The final answer is in the `answer` key of the `results` dict, and the `context` the LLM used to generate an answer.

Under the `context`, we can see that they are documents that each contain a chunk of the ingested page content. These documents also preserve the original metadata from way back when we first load them:

In [11]:
results['context'][0].page_content

'FISCAL 2023 NIKE BRAND REVENUE HIGHLIGHTS\nThe following tables present NIKE Brand revenues disaggregated by reportable operating segment, distribution channel and \nmajor product line:\nFISCAL 2023 COMPARED TO FISCAL 2022\n• NIKE, Inc. Revenues were $51.2 billion in fiscal 2023, which increased 10% and 16% compared to fiscal 2022 on a reported \nand currency-neutral basis, respectively. The increase was due to higher revenues in North America, Europe, Middle East & \nAfrica ("EMEA"), APLA and Greater China, which contributed approximately 7, 6, 2 and 1 percentage points to NIKE, Inc. \nRevenues, respectively. \n• NIKE Brand revenues, which represented over 90% of NIKE, Inc. Revenues, increased 10% and 16% on a reported and \ncurrency-neutral basis, respectively.
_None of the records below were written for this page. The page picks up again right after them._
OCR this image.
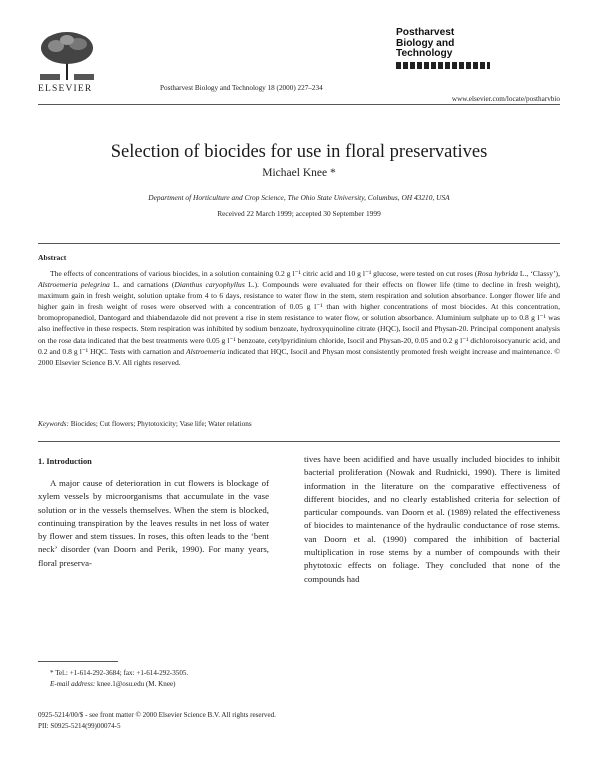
ELSEVIER	Postharvest Biology and Technology 18 (2000) 227–234
Postharvest
Biology and
Technology
www.elsevier.com/locate/postharvbio
Selection of biocides for use in floral preservatives
Michael Knee *
Department of Horticulture and Crop Science, The Ohio State University, Columbus, OH 43210, USA
Received 22 March 1999; accepted 30 September 1999
Abstract
The effects of concentrations of various biocides, in a solution containing 0.2 g l⁻¹ citric acid and 10 g l⁻¹ glucose, were tested on cut roses (Rosa hybrida L., ‘Classy’), Alstroemeria pelegrina L. and carnations (Dianthus caryophyllus L.). Compounds were evaluated for their effects on flower life (time to decline in fresh weight), maximum gain in fresh weight, solution uptake from 4 to 6 days, resistance to water flow in the stem, stem respiration and solution absorbance. Longer flower life and higher gain in fresh weight of roses were observed with a concentration of 0.05 g l⁻¹ than with higher concentrations of most biocides. At this concentration, bromopropanediol, Dantogard and thiabendazole did not prevent a rise in stem resistance to water flow, or solution absorbance. Aluminium sulphate up to 0.8 g l⁻¹ was also ineffective in these respects. Stem respiration was inhibited by sodium benzoate, hydroxyquinoline citrate (HQC), Isocil and Physan-20. Principal component analysis on the rose data indicated that the best treatments were 0.05 g l⁻¹ benzoate, cetylpyridinium chloride, Isocil and Physan-20, 0.05 and 0.2 g l⁻¹ dichloroisocyanuric acid, and 0.2 and 0.8 g l⁻¹ HQC. Tests with carnation and Alstroemeria indicated that HQC, Isocil and Physan most consistently promoted fresh weight increase and maintenance. © 2000 Elsevier Science B.V. All rights reserved.
Keywords: Biocides; Cut flowers; Phytotoxicity; Vase life; Water relations
1. Introduction
A major cause of deterioration in cut flowers is blockage of xylem vessels by microorganisms that accumulate in the vase solution or in the vessels themselves. When the stem is blocked, continuing transpiration by the leaves results in net loss of water by flower and stem tissues. In roses, this often leads to the ‘bent neck’ disorder (van Doorn and Perik, 1990). For many years, floral preserva-
tives have been acidified and have usually included biocides to inhibit bacterial proliferation (Nowak and Rudnicki, 1990). There is limited information in the literature on the comparative effectiveness of different biocides, and no clearly established criteria for selection of particular compounds. van Doorn et al. (1989) related the effectiveness of biocides to maintenance of the hydraulic conductance of rose stems. van Doorn et al. (1990) compared the inhibition of bacterial multiplication in rose stems by a number of compounds with their phytotoxic effects on foliage. They concluded that none of the compounds had
* Tel.: +1-614-292-3684; fax: +1-614-292-3505.
E-mail address: knee.1@osu.edu (M. Knee)
0925-5214/00/$ - see front matter © 2000 Elsevier Science B.V. All rights reserved.
PII: S0925-5214(99)00074-5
This increase was primarily due to higher revenues in Men\'s, the Jordan Brand, \nWomen\'s and Kids\' which grew 17%, 35%,11% and 10%, respectively, on a wholesale equivalent basis.'

In [12]:
results['context'][0].metadata

{'source': './nike-10k-2023.pdf', 'page': 36}

This particular chunk came from page 36 in the original PDF. We can use this to verify that answers are based on the source material.